First, private security contracts create a ‘permissive space’ or normative vacuum where the legal runs out but the moral or political cannot (as they would in a public actor) fill the space. The limits of the contract are the limits of responsibility. High maternal and infant mortality among asylum seekers is a ground for reform amongst our asylum and housing processes. They are an irrelevance to private actors. The vulnerability that comes from publicly identifying the accommodation of asylum seekers inhabits an extra-contractual space that has no normative force for private actors.
Second, private actors fail to respect the presumption of innocence as a distinctive division between the moral and the legal. This principle confines and restrains the mechanisms of criminal justice such that they are used by agents of the state and with due caution so that, in particular, they are used against specified offences and are not able to become grounds to censure moral failures. The fact that the administrative powers permitted to private security companies —on a discretionary basis — can bleed into direct implications for liberty is to allow our normative orders to be illegitimately combined.
Third, the division of our normative orders produces distinctive possibilities to be wronged. The status of an agent (or its absence) makes certain actions wrongful. ‘Degradation’ (under ECHR Article 3) requires a link with state power: the wrong is the distinctive wrong of those in high status or a superior position misusing power.
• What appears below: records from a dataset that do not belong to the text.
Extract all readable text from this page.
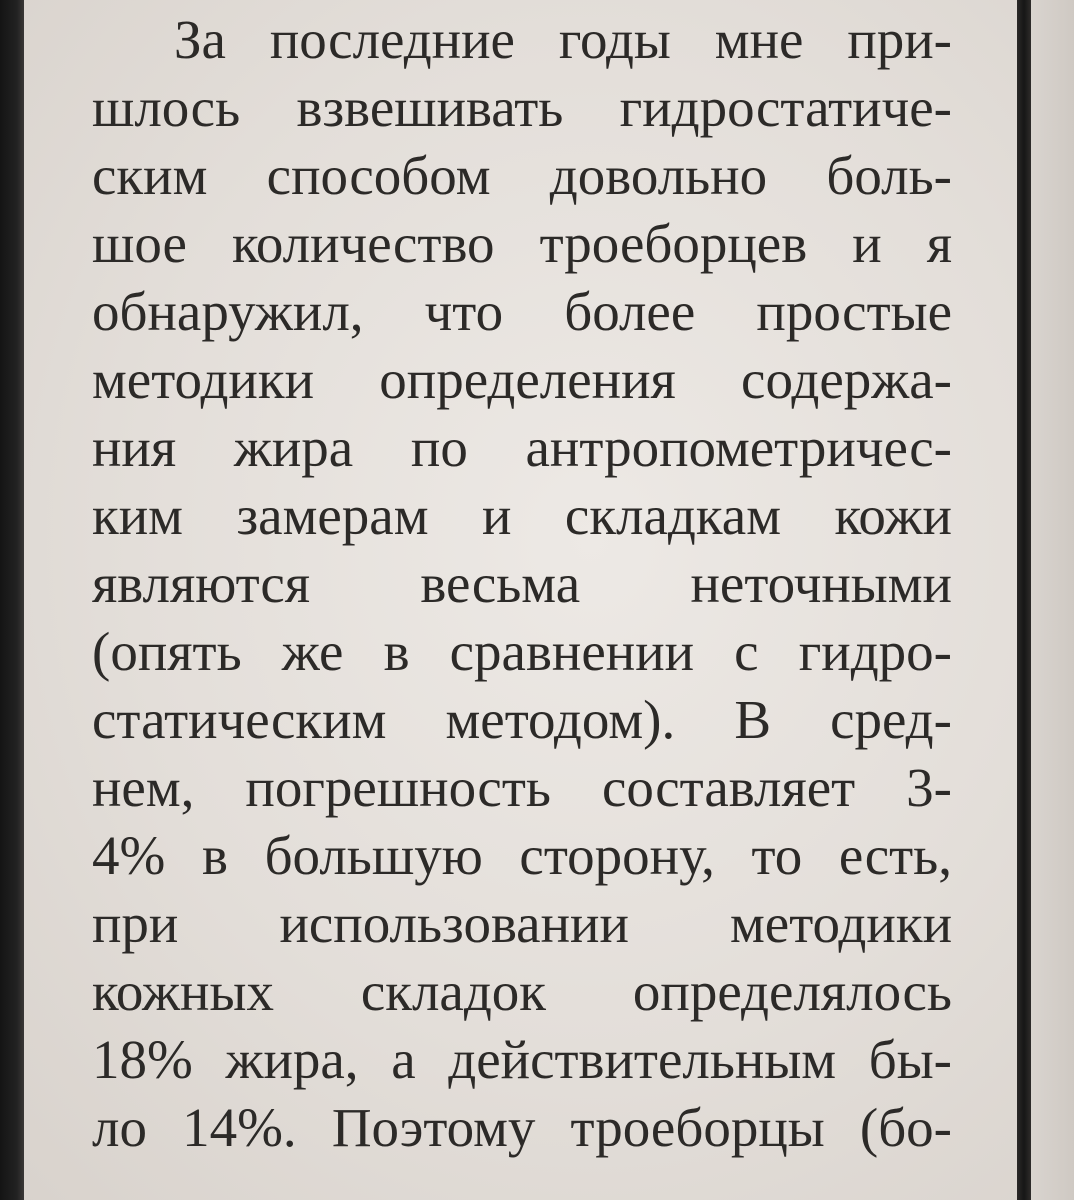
За последние годы мне при-
шлось взвешивать гидростатиче-
ским способом довольно боль-
шое количество троеборцев и я
обнаружил, что более простые
методики определения содержа-
ния жира по антропометричес-
ким замерам и складкам кожи
являются весьма неточными
(опять же в сравнении с гидро-
статическим методом). В сред-
нем, погрешность составляет 3-
4% в большую сторону, то есть,
при использовании методики
кожных складок определялось
18% жира, а действительным бы-
ло 14%. Поэтому троеборцы (бо-
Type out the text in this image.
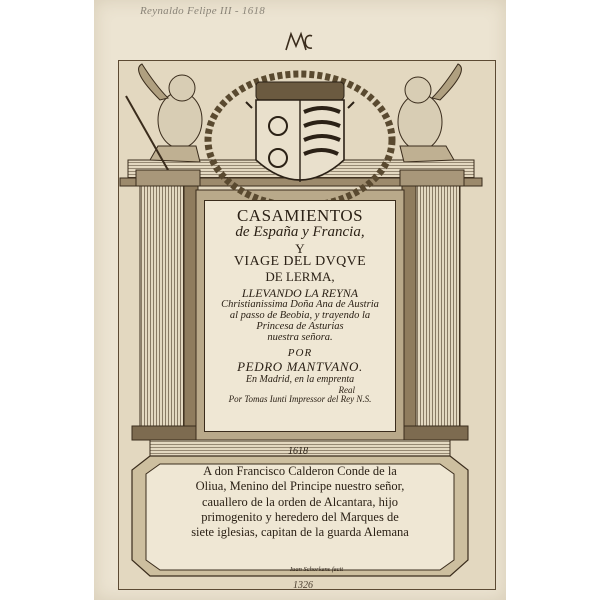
Reynaldo Felipe III - 1618
CASAMIENTOS
de España y Francia,
Y
VIAGE DEL DVQVE
DE LERMA,
LLEVANDO LA REYNA
Christianissima Doña Ana de Austria
al passo de Beobia, y trayendo la
Princesa de Asturias
nuestra señora.
POR
PEDRO MANTVANO.
En Madrid, en la emprenta
Real
Por Tomas Iunti Impressor del Rey N.S.
1618
A don Francisco Calderon Conde de la
Oliua, Menino del Principe nuestro señor,
cauallero de la orden de Alcantara, hijo
primogenito y heredero del Marques de
siete iglesias, capitan de la guarda Alemana
Iuan Schorkens fecit
1326
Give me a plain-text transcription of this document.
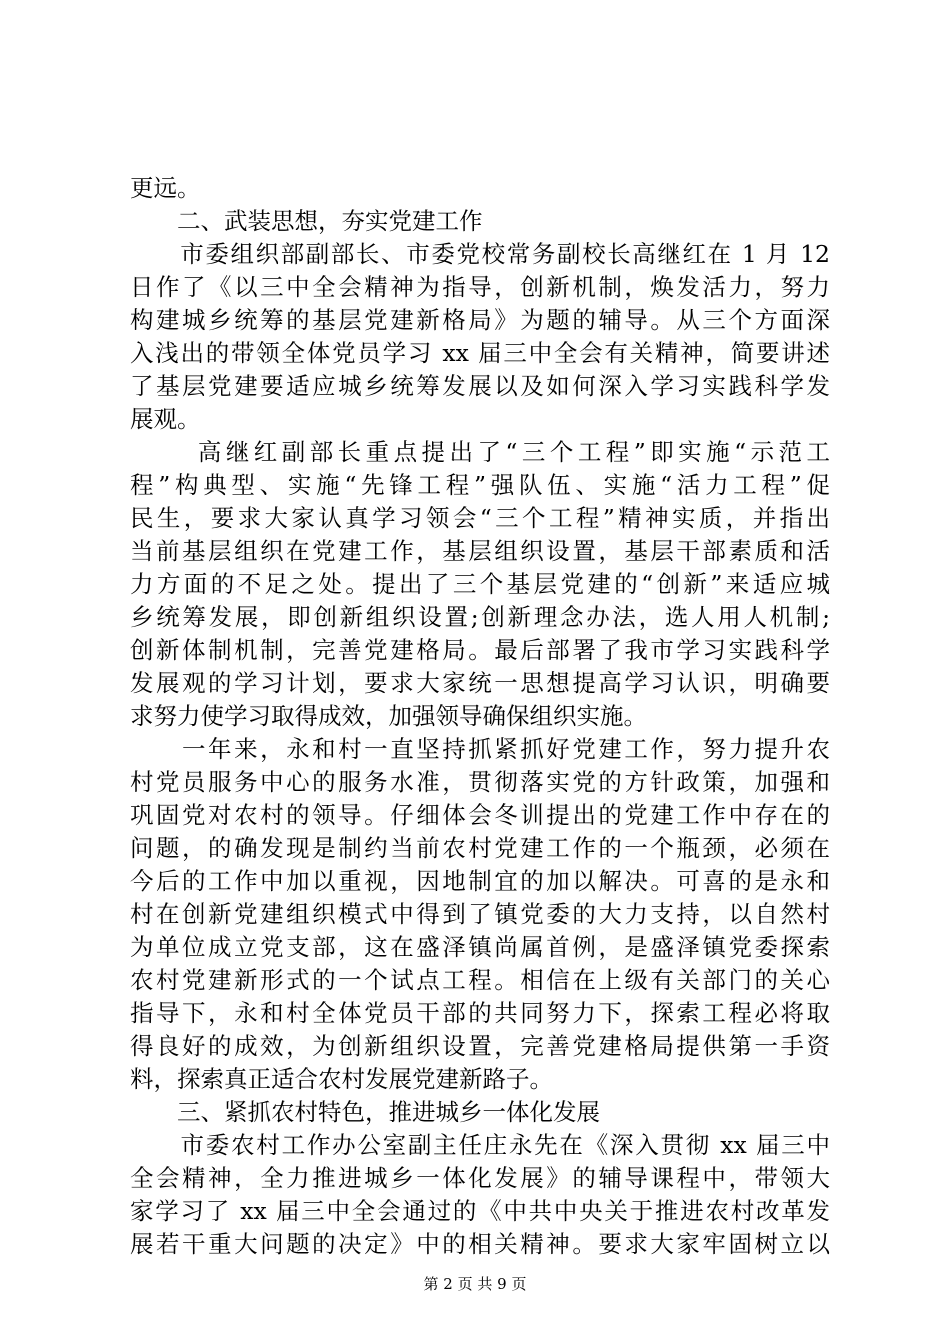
更远。
　　二、武装思想，夯实党建工作
　　市委组织部副部长、市委党校常务副校长高继红在 1 月 12
日作了《以三中全会精神为指导，创新机制，焕发活力，努力
构建城乡统筹的基层党建新格局》为题的辅导。从三个方面深
入浅出的带领全体党员学习 xx 届三中全会有关精神，简要讲述
了基层党建要适应城乡统筹发展以及如何深入学习实践科学发
展观。
　　 高继红副部长重点提出了“三个工程”即实施“示范工
程”构典型、实施“先锋工程”强队伍、实施“活力工程”促
民生，要求大家认真学习领会“三个工程”精神实质，并指出
当前基层组织在党建工作，基层组织设置，基层干部素质和活
力方面的不足之处。提出了三个基层党建的“创新”来适应城
乡统筹发展，即创新组织设置;创新理念办法，选人用人机制;
创新体制机制，完善党建格局。最后部署了我市学习实践科学
发展观的学习计划，要求大家统一思想提高学习认识，明确要
求努力使学习取得成效，加强领导确保组织实施。
　　一年来，永和村一直坚持抓紧抓好党建工作，努力提升农
村党员服务中心的服务水准，贯彻落实党的方针政策，加强和
巩固党对农村的领导。仔细体会冬训提出的党建工作中存在的
问题，的确发现是制约当前农村党建工作的一个瓶颈，必须在
今后的工作中加以重视，因地制宜的加以解决。可喜的是永和
村在创新党建组织模式中得到了镇党委的大力支持，以自然村
为单位成立党支部，这在盛泽镇尚属首例，是盛泽镇党委探索
农村党建新形式的一个试点工程。相信在上级有关部门的关心
指导下，永和村全体党员干部的共同努力下，探索工程必将取
得良好的成效，为创新组织设置，完善党建格局提供第一手资
料，探索真正适合农村发展党建新路子。
　　三、紧抓农村特色，推进城乡一体化发展
　　市委农村工作办公室副主任庄永先在《深入贯彻 xx 届三中
全会精神，全力推进城乡一体化发展》的辅导课程中，带领大
家学习了 xx 届三中全会通过的《中共中央关于推进农村改革发
展若干重大问题的决定》中的相关精神。要求大家牢固树立以
第 2 页 共 9 页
In contrast, a different degradation occurs when coercive activity is used against us without its agent having the authority of the state. Under normal circumstances this would be a ‘crime’. In the context of privatisation it is degradation. It is degrading because political power is being exercised against us without underlying moral authority. Political and moral authority exist in concert in a legitimately exercised display of coercive power by the state. We are degraded where our coercion, by private actors, represents an act with political authorisation but without that moral authority. We grant private actors temporary coercive legal powers in extremis. To grant them such power routinely is to make the exception the rule.
We should sound alarm at the indignities produced by private contractors. But the privatisation of criminal justice practices is additionally an affront to human dignity in the sense of severing a link between force and public authority. When we are acted upon for profit as well as for justified ends, the proper link between coercion, rights, and authority is lost.